How is online learning different from brick and mortar learning? Willie Perkinson has some thoughts.
How Is Online Learning Different From Bricks And Mortar Learning
Have you wondered what’s different between online learning and learning in a brick and mortar institution?
In an article in Newsweek, Adam Epstein reported that “times have changed” when he visited the Atlanta-based online global retailer RocketHub. There, he wondered what’s different between online learning and brick and mortar learning, and why it’s different when it comes to student retention.
His summary of research included an examination of 200,000 ratings on several courses from 48 colleges and universities across eight states.
“You will go to a school and hope that the spirit of their institution carries over to their online offering,” he said. “You have to say, are there any reasons why offline institutions could be inferior to online, and do they lead to better outcomes?”
To help answer his questions, Mr. Epstein invited two professors, David Segal of Pitzer College and Nancy F. Hampton of Drew University, to speak at his Brookings Institution conference in Washington DC. The panel was called “Resuming Education and the Next Generation of Experts,” and it included three professors.
Mr. Epstein asked each faculty member to break each course they taught into 10 sections, and explained that his question was how they would break the course into 10 smaller units with each of these small groups.
According to the professors, Online courses have the following disadvantages:
They are a narrow focus, and there are only a small number of subjects that fit that model.
They don’t offer travel time away from home and the safety of living in an institution.
They have the drawback of personal contact without support from academic advisors.
They require adults to continue taking college courses in order to graduate and advance in their careers.
They lack relevant and tangible results (good grades, applied studies, references).
They are evaluated by other students who don’t live or study in the same room and don’t live in the same place.
They may have certain unique learning styles or strengths.
The professors said that their offer to offer these students the same quality of professor that would be offered in a physical school is an option, and it’s a great experience for students.
According to a study by Randy Weinberg and April Hedrick entitled “The Failure of Online Higher Education: Exploring Learning in the Virtual World,” about 9,700 students were offered online courses by 86 colleges and universities. The study included quality ratings on faculty, courses, average passing rates, and more.
It found, “The pervasive patterns described in the larger meta-analysis of student experiences in MOOCs and general online courses indicate the need for a more intentional effort to humanize the quality of online education.”

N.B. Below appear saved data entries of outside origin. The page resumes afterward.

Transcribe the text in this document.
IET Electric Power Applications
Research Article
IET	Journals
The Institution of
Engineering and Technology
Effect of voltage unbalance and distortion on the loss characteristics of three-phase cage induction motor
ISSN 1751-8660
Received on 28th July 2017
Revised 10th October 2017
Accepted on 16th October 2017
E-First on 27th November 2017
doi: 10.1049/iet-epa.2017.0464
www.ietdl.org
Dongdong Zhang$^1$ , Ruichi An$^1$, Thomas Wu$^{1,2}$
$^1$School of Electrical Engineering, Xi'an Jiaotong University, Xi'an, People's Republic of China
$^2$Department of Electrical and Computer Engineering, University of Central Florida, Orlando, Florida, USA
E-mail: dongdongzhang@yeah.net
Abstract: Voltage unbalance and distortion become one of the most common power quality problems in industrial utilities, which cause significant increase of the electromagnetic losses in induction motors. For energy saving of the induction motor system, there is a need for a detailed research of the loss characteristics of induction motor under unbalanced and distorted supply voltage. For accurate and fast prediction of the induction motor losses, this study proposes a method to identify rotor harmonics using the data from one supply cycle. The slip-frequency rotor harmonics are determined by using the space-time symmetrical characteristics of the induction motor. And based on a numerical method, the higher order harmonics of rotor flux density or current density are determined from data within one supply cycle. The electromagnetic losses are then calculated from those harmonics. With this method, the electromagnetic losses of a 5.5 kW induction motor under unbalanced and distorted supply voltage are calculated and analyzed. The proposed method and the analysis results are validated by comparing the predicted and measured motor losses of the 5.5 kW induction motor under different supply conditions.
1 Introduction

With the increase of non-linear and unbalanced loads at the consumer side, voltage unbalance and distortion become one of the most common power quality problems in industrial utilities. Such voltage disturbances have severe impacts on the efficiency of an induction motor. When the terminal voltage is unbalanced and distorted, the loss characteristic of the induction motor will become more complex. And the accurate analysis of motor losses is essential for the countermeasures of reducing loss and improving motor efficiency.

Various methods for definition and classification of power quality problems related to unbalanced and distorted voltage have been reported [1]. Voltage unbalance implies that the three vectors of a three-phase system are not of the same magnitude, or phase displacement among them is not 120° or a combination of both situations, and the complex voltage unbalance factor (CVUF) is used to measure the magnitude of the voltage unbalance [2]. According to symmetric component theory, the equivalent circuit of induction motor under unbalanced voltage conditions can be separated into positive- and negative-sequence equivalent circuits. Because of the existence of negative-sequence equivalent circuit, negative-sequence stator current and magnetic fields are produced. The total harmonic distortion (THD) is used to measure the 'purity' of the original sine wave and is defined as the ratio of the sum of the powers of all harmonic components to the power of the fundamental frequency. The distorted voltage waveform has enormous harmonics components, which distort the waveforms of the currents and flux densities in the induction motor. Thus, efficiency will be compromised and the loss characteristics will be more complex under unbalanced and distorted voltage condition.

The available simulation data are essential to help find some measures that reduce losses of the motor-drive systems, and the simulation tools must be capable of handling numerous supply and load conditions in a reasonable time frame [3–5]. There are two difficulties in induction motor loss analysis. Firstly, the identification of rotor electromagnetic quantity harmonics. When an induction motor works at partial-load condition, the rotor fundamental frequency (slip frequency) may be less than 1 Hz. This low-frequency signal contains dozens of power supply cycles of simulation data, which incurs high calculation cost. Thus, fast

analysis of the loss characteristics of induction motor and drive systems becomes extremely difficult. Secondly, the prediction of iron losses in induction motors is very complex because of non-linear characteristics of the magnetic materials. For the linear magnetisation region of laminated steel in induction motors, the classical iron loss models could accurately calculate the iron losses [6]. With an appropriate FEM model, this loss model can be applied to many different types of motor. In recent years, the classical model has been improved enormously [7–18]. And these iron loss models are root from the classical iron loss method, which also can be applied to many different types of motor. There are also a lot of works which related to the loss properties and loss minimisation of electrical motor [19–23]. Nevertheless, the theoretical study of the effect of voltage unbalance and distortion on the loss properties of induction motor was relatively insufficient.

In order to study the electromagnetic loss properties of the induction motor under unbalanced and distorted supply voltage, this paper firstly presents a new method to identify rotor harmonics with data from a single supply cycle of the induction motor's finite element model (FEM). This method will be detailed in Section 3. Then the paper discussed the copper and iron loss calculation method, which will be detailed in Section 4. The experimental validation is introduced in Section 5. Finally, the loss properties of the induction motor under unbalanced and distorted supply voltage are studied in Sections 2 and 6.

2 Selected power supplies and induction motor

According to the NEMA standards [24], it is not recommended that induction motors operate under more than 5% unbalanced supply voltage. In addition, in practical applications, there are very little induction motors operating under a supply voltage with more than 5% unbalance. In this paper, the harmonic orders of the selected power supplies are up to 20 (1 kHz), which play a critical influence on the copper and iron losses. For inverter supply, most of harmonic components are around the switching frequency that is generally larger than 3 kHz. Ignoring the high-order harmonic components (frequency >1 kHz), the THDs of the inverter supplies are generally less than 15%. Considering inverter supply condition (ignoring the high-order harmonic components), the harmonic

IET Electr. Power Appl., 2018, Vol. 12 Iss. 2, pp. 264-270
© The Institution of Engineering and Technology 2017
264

Dr. Hedrick noted, “We do not know what the full academic outcomes will be at the end of the engagement period. More than anything else, our work so far tells us there should be more space and a more authentic process for humanization of learning.”
Dr. Hedrick and Dr. Weinberg recommend that online learning create an environment where academic work is kept “safe” to focus on the “concentrated effort” of mastering the material. They emphasize that the goal of this process is to create learning outcomes that be critically and appropriately recognized by the community, not just the instructor.
Resources for an interactive campus visit
Are you a students at another school? Even if you aren’t a student, maybe you want to do some informational research?
If so, research as much as you can about the school, the campus, the campus staff, and your academic advisor and graduate advisors.
If the information you gather piques your interest, come visit with them in person. You can also reach out through your academic adviser or by calling the campus to schedule an appointment.
These websites may help you gain some knowledge about the school, and show you that you can find resources through them.
The websites below are a place where you can locate an incredible amount of free information and links you can use in your research on your campus:
A data perspective is also available through your data warehouse. You can download this report to a spreadsheet, and then share it.
Finally, if you’d like to provide a video in which you describe the vast difference between physical and online learning for younger students, please send it to me at email@example.com. I am working on a project called “Opportunities for Youth and Their Families in Economic Crisis” that is needed by educators who are interested in engaging youth and their families. If you provide your video with your video participant information, I will include it in the report.